= Lie On Moy =

Dutch East Indies woman journalist

Lie On Moy (1884–1951) was a Peranakan Chinese journalist, writer and translator in the Dutch East Indies. She is thought to have been one of the first Peranakan women journalists and published writers in the Indies.
==Biography==
Lie On Moy was born in Padang, Sumatra, Dutch East Indies (now Indonesia) in 1884. Her family were Hakka who had recently immigrated from China to Padang. Her younger brother Lie In Eng also became a well-known translator and journalist. Her education is not well documented, but she is known to have been literate in Chinese and Malay.

At around the turn of the century, she moved to the colonial capital Batavia and married Lauw Giok Lan, who would eventually become one of the best known Chinese Indonesian journalists. They had at least one child, Lauw Soei Goan. Lie became a prolific translator of Chinese stories into Malay, which were then serialized in newspapers; she may have sometimes published these under pseudonyms such as Hemeling. At this time it was still quite rare for Indies Chinese or Native women to write and publish under their own names; Letters of a Javanese Princess by Kartini, the most famous such publication, was only posthumously published in 1911. Other Peranakan Chinese women journalists and translators such as Siem Piet Nio, Lie Loan Lian Nio, and Nyonya The Tiang Ek were not active until the 1920s.

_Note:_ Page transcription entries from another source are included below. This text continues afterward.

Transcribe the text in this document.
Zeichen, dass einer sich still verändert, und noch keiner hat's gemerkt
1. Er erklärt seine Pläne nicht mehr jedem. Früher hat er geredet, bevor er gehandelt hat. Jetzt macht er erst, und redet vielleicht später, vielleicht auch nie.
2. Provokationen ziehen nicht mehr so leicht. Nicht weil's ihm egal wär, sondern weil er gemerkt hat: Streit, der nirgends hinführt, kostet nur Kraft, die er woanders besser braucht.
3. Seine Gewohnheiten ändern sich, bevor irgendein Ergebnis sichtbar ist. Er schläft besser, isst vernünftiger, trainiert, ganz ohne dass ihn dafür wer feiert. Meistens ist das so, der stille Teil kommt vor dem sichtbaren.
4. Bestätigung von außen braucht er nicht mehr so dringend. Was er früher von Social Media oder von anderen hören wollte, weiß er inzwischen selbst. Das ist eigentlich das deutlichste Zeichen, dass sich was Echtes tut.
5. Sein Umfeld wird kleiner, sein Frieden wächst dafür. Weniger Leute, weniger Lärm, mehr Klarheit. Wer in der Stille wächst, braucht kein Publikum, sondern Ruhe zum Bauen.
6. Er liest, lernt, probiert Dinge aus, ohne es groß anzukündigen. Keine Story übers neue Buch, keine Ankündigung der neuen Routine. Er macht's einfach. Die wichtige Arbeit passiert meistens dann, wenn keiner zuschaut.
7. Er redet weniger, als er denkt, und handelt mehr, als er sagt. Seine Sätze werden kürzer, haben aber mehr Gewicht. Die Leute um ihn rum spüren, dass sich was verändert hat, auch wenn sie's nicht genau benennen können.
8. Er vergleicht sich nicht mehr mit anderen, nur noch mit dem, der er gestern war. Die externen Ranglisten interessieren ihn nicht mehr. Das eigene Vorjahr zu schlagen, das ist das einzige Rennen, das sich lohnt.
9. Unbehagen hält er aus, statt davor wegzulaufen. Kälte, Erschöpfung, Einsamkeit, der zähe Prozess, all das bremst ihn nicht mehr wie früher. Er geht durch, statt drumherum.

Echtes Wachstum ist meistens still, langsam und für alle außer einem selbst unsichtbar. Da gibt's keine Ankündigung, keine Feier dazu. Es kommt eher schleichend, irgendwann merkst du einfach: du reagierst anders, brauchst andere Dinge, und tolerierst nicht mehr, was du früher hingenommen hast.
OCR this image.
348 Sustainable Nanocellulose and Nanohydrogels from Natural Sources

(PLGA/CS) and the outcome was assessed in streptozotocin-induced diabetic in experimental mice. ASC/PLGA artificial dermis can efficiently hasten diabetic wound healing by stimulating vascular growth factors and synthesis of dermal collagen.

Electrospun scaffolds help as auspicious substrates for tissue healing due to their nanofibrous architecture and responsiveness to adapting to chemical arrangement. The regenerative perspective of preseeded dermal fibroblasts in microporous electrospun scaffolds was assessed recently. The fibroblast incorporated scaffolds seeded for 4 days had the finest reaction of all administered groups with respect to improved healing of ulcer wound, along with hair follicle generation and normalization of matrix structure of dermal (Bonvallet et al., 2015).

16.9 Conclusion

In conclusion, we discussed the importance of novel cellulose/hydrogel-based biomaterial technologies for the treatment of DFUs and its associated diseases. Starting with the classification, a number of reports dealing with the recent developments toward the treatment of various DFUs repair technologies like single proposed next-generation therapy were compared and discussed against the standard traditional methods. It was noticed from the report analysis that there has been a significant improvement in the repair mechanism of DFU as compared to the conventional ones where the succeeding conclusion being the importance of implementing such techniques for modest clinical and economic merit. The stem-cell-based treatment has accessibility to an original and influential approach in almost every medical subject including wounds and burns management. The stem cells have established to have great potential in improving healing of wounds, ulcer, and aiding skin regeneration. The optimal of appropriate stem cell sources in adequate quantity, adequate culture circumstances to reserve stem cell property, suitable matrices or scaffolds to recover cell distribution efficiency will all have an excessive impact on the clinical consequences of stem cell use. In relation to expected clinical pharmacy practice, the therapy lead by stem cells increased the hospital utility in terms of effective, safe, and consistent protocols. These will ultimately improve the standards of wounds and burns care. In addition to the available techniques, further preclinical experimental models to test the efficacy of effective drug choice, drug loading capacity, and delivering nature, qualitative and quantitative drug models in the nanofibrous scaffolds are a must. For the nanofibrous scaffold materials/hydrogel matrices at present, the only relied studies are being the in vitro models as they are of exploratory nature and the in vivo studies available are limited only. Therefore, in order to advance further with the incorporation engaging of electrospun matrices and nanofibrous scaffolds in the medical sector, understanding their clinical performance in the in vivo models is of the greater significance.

In 1913 Lie, along with her husband Lauw Giok Lan, Tjoe Bou San and Song Chong Soei, founded a weekly publication in Batavia called Penghiboer ("Entertainer"), although it does not seem to have lasted long.

Her life or writing career after the 1910s are not well documented. As Indies society was very conservative during this era, with few public roles for Chinese or Native Indonesian women, it is possible she continued to translate or under pseudonyms. She died in 1951.